La scultura vincitrice del Premio Henraux, intitolata Reconciliation, è a sua volta una trasformazione di un’opera precedente, The Wait (2023), e si presenta come una crisalide o un bozzolo in marmo in cui è innestato uno schedario di un ufficio immigrazione. Questi due elementi si fondono in uno stato di instabilità e levitazione, dove il bozzolo simboleggia nascita e divenire, mentre l’archivio, interpretabile sia in senso individuale che collettivo, evoca le dinamiche di assimilazione nella società.

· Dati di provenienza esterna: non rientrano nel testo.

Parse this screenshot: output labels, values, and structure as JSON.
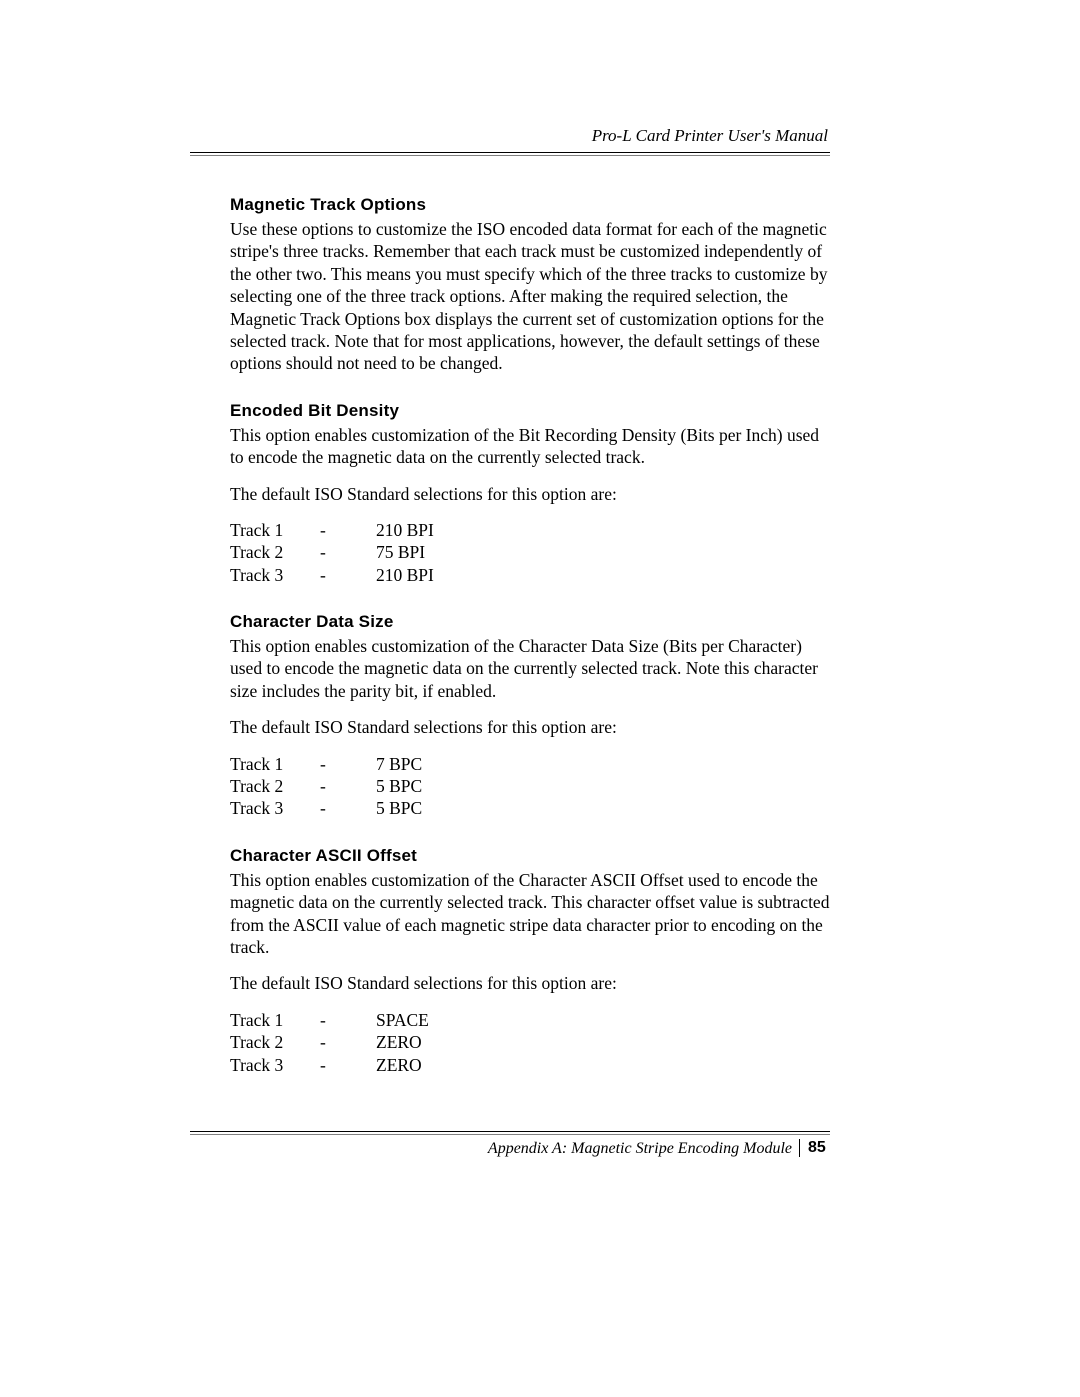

Nicola Martini è nato in Italia, nel 1984, e vive e lavora a Milano. Il lavoro presentato per il Premio si intitola Omag Tower 7 CNC, proprio come una delle macchine a controllo numerico di Henraux, impiegata prevalentemente per fresare e asportare il marmo. Ponendo l’attenzione sui rapporti tra uomo, artefatto e natura, Martini ha selezionato un “informe”, un blocco residuale proveniente dalla cava delle Cervaiole sul Monte Altissimo, perforandolo in ogni direzione fino al limite della sua resistenza meccanica. L’artista invita a superare sistemi dialettici che oppongono soggetto e oggetto, promuovendo una visione non antropocentrica e non gerarchica.
«Per troppo tempo la materia inorganica, e all’interno di questa la materia minerale, è stata considerata inerte, una risorsa da sfruttare senza porsi questioni etiche», ha spiegato Martini. «Eppure questa materia è la stessa che ci compone e che ci compenetra ogni volta che respiriamo: essa scorre nel nostro sangue come sale minerale, il nostro essere biologico collabora con l’essere minerale e viceversa. È una rivoluzione dell’oggetto dentro il soggetto, che non è più attante, non cerca più di dominare l’altro, ma accetta la moltitudine dei soggetti non biologici che partecipano al flusso della vita».